Ein ambitioniertes Konzept: Die saarländische Filmzeitschrift „35 Millimeter“ widmet sich bewusst nur den ersten 70 Jahren Kino. Das Heft feiert jetzt seine 50. Ausgabe – wie funktioniert das Ganze?

„Wir sind die Nische in der Nische“, gibt Jörg Mathieu zu. Aber dort fühlen sich einige Leserinnen und Leser sehr wohl – genug Kino-Anhänger jedenfalls, dass das saarländische Magazin mit seinem ambitionierten Konzept nun seine 50. Ausgabe feiern kann: „35 Millimeter“ widmet sich den ersten 70 Jahren klassischer Kinogeschichte, zwischen 1895 und 1965. Um Klassiker geht es ebenso wie um heute Vergessenes und Ausgrabenswertes, man liest Texte über einfarbige Stummfilme oder knallbunte Musicals, Western, Krimis, Science-Fiction. Jedes Genre ist dabei – aber im Jahr 1965 ist eben Schluss.
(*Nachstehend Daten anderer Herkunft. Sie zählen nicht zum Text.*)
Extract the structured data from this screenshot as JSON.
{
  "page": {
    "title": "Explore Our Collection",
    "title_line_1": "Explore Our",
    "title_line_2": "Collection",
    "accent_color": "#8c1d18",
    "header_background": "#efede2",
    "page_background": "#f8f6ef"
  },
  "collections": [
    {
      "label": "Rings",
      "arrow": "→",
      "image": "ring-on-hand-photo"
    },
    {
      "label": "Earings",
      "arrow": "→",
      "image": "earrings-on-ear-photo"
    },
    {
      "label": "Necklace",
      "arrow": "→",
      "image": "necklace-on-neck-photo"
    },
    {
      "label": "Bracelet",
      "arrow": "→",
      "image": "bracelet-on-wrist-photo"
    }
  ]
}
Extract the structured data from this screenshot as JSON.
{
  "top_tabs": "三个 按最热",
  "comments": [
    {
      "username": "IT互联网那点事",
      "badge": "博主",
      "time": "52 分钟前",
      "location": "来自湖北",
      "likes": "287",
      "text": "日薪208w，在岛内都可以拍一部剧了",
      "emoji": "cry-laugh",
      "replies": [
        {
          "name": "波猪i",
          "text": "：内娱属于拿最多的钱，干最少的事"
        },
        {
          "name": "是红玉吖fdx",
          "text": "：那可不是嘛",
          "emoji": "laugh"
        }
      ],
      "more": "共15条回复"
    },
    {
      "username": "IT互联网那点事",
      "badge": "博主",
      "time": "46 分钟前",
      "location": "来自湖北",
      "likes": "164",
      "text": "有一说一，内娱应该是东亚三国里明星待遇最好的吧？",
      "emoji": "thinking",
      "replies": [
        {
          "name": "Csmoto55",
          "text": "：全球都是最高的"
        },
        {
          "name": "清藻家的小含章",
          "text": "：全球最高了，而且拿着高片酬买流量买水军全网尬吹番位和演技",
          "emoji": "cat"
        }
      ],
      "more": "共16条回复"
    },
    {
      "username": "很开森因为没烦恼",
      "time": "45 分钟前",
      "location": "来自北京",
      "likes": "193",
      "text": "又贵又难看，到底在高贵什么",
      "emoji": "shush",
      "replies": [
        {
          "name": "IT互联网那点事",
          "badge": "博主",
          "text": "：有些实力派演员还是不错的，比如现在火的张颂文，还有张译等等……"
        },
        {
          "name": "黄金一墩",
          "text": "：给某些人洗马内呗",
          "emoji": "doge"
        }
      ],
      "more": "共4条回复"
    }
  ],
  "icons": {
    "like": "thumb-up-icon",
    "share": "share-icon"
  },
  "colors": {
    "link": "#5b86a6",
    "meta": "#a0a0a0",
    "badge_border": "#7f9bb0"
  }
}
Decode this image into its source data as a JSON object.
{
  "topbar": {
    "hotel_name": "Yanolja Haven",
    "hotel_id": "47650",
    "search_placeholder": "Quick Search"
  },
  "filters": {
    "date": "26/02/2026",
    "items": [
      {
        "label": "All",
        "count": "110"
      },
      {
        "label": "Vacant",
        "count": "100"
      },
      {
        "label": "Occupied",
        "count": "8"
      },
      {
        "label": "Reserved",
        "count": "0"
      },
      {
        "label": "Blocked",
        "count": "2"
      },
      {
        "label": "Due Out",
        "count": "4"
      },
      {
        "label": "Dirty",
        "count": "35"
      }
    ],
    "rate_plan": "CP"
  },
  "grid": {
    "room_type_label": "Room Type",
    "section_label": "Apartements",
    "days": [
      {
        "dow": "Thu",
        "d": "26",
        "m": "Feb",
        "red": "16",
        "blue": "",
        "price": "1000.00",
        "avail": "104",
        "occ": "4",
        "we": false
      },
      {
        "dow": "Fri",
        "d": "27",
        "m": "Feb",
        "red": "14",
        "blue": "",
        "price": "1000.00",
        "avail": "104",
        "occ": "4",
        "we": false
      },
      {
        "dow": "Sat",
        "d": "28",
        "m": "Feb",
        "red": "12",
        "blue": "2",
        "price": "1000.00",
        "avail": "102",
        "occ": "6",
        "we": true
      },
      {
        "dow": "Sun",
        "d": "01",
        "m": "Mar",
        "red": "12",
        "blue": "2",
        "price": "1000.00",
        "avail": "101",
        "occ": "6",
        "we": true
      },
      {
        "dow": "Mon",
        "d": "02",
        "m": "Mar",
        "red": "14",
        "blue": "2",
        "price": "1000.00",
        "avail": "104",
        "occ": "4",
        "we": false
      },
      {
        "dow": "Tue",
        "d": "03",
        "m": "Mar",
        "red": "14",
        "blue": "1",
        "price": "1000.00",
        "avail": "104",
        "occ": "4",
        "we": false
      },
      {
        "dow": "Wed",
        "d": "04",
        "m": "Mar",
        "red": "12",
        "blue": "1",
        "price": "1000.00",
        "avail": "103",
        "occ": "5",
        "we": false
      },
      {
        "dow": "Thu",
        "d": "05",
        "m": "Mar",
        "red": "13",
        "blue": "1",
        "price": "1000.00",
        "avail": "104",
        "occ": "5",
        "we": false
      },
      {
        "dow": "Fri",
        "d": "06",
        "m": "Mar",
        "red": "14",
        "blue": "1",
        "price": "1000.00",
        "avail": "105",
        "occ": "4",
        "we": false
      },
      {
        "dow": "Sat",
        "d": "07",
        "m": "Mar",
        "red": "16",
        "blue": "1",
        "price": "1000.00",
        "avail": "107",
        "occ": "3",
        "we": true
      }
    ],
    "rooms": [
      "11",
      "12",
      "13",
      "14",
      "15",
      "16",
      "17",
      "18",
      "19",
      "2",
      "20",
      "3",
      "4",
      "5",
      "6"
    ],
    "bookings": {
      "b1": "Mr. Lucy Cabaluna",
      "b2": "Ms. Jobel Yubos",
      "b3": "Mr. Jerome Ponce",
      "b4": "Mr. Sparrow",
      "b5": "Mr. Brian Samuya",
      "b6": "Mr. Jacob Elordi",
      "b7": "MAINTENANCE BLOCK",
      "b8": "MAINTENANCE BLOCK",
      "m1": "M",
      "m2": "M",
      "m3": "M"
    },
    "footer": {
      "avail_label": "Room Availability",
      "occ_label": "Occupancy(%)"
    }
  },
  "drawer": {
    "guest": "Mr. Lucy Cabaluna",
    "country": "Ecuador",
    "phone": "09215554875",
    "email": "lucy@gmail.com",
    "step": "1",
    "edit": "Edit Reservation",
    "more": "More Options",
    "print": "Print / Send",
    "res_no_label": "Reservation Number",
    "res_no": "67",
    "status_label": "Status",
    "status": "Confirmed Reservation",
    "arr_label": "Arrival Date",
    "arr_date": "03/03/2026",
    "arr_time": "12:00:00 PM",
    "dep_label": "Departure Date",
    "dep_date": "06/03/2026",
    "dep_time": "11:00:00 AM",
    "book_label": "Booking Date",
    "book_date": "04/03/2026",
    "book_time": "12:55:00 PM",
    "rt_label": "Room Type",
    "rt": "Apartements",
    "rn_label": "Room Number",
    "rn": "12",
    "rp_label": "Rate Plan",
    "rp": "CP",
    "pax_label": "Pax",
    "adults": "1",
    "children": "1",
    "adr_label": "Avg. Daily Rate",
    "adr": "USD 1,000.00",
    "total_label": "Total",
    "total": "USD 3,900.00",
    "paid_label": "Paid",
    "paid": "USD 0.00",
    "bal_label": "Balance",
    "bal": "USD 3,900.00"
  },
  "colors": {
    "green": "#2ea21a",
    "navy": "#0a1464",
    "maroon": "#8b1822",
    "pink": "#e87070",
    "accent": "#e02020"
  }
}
Um das aktuelle Kino kümmert sich übrigens das St. Ingberter Magazin „Deadline“, das gerade seine 100. Ausgabe herausgebracht hat. „Es geht ja nicht um alte Schinken“, sagt Mathieu über das „35 Millimeter“-Magazin, „sondern um das Bewahren von Filmkultur“. Natürlich ist da Nostalgie im Spiel, „aber wir verweigern uns nicht der Moderne“. Vor allem geht es um filmische Entdeckungen oder um neue Sichtweisen, nicht um das Wiederkäuen des filmischen Kanons. Selbst Mathieu, 54, Kenner der klassischen Kino-Ära, gibt zu: „Ich weiß höchstens die Hälfte von dem, was bei uns in einem Heft steht.“

An Geldverdienen ist nicht zu denken

Vor neun Jahren ist die erste Ausgabe erschienen, Mathieu war damals Chefredakteur, Herausgeber und Gestalter zugleich. Das Debüt war ein Testballon, „mit einem noch nicht ganz professionellen Layout“ und mit Texten von Film-Enthusiastinnen und -Enthusiasten, die aus Spaß an der filmischen Freude schreiben, ehrenamtlich. Daran hat sich bis heute nichts geändert. Denn, so abgedroschen es klingen mag, „es geht der Redaktion tatsächlich um die Sache“, sagt Mathieu. Mit einem derart spezialisierten Magazin sei an Geldverdienen nicht zu denken, „noch dazu im Medium Print, das immer weniger wird“. Vor einigen Jahren habe das Heft „auch einen Durchhänger gehabt“, sagt er, es war damals fraglich, ob es sich weiterhin tragen würde. Und das ist die Mindestbedingung. „Sobald man privates Geld reinstecken muss, hat es keinen Sinn mehr. Wir hätten aufgehört.“

 

Die Jubiläumsausgabe.

 

Doch die Lage hat sich stabilisiert, unter anderem durch das Coronavirus, das sonst viel Kultur bedroht und zum Teil zerstört hat. „Wir sind in gewisser Weise Pandemiegewinner – die Menschen waren zu Hause, haben mehr gelesen, unsere Zahlen sind gestiegen.“ Die Auflage des Magazins, das viermal im Jahr erscheint, liegt bei um die 500 Stück, sagt Mathieu, die Zahl der Abos bei 186. Eine Nische eben, klein, aber fein – so zählt etwa Regisseur Dominik Graf („Fabian“, „Die Katze“, „Die geliebten Schwestern“) zu den Abonnenten und bezeichnete das Magazin zum fünften Geburtstag als „eine Art kleines Wunder“, als „schriftliches Filmmuseum“, sogar als „warmen Pool der cineastischen Wollust“. Ähnlich sah es der renommierte Filmwissenschaftler und Autor Hans Helmut Prinzler, der kurz vor seinem Tod Mitte Juni zur 50. Ausgabe per Grußwort gratulierte, das Heft „vorbildlich“ nannte, „einen Traum für einen Filmhistoriker“. Für Mathieu „ein Ritterschlag“.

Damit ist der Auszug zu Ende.